Bitcoin ETFs Face $174 Million Outflow Amid Mt. Gox Repayment Confirmation
Institutional investors are consistently selling off U.S. spot Bitcoin ETFs. Over the past five trading sessions, Bitcoin ETFs registered net outflows totaling $714 million, according to data from SoSovalue. Notably, there was a net outflow of $174 million just yesterday, following news that Mt. Gox creditors will start receiving repayments next week. Grayscale’s GBTC fund reported the highest outflow of $90 million, and Fidelity’s FBTC fund saw an outflow of $35 million.
Bitcoin’s price briefly dipped below the $60,000 threshold but then recovered to $60,770, as per CoinGecko. Despite the U.S. markets being closed on June 19 for Juneteenth, the total outflow from Bitcoin ETFs last week was a significant $544 million across four trading sessions. Additionally, crypto liquidations across all assets amounted to $330 million in the last 24 hours, driven by the Mt. Gox news.

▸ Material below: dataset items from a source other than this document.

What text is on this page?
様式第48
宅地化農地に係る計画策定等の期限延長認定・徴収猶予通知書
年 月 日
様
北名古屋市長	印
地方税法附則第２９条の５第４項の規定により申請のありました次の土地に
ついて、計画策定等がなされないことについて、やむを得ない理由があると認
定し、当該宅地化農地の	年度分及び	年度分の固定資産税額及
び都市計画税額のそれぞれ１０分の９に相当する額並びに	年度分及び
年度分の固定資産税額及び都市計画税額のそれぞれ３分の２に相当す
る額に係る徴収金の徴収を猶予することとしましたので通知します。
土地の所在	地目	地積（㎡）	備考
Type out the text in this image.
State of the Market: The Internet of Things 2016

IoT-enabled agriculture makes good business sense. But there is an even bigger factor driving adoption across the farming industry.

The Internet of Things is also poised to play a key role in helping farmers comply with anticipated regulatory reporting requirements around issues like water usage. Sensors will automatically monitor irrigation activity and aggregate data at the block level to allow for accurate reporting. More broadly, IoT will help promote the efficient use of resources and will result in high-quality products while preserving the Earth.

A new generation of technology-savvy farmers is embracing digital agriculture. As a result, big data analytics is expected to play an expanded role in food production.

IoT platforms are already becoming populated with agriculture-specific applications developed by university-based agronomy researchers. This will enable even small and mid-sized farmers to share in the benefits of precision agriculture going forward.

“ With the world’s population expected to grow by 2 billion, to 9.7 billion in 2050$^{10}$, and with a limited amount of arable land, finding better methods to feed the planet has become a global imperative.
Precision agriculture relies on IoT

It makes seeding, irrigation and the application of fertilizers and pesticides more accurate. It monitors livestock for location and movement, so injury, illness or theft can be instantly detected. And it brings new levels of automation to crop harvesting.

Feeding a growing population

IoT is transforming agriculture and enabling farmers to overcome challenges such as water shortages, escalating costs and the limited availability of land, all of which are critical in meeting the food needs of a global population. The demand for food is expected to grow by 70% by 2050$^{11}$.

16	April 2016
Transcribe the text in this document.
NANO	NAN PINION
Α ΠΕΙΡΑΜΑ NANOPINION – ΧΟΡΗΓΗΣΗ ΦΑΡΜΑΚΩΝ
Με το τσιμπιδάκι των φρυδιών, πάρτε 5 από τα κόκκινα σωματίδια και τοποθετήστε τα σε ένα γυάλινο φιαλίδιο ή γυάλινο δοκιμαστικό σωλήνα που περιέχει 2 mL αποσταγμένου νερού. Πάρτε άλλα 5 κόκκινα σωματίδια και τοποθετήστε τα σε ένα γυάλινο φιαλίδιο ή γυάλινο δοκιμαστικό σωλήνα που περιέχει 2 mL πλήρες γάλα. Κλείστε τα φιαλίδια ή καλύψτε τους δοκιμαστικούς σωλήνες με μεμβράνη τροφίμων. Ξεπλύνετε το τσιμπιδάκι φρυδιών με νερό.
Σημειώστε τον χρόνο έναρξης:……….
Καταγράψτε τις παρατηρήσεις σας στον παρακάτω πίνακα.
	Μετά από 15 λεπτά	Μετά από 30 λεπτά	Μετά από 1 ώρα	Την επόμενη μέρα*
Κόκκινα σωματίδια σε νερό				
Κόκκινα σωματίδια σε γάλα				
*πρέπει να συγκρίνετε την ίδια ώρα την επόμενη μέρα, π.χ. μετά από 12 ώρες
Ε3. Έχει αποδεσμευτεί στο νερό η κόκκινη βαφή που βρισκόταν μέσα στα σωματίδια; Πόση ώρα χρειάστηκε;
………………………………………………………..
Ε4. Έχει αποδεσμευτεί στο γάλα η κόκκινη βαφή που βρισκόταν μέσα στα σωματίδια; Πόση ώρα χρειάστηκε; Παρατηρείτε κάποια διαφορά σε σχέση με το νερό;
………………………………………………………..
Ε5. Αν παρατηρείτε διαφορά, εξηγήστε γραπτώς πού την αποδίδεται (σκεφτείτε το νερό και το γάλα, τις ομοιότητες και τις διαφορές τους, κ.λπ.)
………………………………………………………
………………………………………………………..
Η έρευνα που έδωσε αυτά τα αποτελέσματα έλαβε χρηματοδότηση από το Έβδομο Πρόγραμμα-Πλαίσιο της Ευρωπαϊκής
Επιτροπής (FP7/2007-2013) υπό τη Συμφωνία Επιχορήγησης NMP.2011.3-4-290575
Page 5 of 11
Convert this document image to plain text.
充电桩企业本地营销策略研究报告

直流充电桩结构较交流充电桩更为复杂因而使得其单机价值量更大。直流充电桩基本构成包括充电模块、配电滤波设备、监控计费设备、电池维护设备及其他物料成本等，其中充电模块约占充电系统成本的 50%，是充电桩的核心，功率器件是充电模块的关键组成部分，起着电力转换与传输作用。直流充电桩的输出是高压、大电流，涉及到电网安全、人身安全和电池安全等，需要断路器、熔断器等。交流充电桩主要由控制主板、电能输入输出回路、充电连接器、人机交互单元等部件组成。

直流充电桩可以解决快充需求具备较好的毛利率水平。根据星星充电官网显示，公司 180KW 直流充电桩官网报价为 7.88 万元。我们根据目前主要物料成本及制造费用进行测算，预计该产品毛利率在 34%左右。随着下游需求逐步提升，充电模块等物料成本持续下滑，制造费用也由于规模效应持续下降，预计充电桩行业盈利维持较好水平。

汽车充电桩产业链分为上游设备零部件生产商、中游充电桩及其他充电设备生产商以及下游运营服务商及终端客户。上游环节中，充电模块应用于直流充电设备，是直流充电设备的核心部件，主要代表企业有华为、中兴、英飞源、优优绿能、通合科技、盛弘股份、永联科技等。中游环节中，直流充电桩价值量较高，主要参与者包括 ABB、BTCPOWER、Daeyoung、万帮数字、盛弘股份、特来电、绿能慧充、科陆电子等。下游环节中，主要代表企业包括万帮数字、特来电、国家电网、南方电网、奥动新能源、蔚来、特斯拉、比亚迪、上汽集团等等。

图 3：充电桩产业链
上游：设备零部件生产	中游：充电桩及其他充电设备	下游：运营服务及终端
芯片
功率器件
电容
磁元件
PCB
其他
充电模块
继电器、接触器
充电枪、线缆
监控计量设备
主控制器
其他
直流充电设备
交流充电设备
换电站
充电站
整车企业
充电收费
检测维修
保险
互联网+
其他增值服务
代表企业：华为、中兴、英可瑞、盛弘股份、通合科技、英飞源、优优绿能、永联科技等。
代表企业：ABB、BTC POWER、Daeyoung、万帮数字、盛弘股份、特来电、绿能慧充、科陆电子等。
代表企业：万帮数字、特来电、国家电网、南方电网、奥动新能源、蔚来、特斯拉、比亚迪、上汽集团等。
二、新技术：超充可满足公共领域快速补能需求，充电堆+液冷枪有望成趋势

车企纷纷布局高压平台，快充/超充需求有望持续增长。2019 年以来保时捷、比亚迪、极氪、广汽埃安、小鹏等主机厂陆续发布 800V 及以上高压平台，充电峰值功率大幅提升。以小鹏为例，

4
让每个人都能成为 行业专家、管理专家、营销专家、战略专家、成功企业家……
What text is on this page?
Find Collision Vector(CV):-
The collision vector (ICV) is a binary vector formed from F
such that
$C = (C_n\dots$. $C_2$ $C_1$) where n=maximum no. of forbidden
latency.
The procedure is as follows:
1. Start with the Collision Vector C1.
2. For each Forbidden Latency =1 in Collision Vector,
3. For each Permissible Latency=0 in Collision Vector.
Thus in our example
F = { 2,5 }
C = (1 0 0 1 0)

The continuous negative news trend is worrisome for investors, compounded by the Federal Reserve’s hawkish stance. With Mt. Gox creditors set to receive around $9 billion in Bitcoin next week, there is looming concern of a potential market impact if these creditors choose to sell their holdings.
Miners Under Pressure
Bitcoin miners are also feeling the squeeze, selling their BTC holdings as the network's hash rate has decreased by 6% from its April peak, now at its lowest since March 17. “Bitcoin miners remain extremely underpaid as prices have declined, and transaction fees have plummeted,” stated Julio Moreno, Head of Research at CryptoQuant, on Twitter. Miners are offloading their BTC to fund operations or enhance their mining hardware.
Moreno mentioned that Bitcoin’s price support is currently around the $56,000 mark. Any drop below this level could trigger a “major correction.” In a previous tweet, Moreno attributed the current price action to a lack of interest from traders, institutional investors, whales, and other market players.
For the everyday reader:
- What’s happening? Big investors are pulling their money out of U.S. Bitcoin trusts because of a big news event with an old exchange called Mt. Gox.
- Why does it matter? This might make Bitcoin prices fall if many people start selling at the same time.
- Additional concern: Bitcoin miners (who create new Bitcoins) are also selling more because it’s getting harder to make money mining Bitcoin.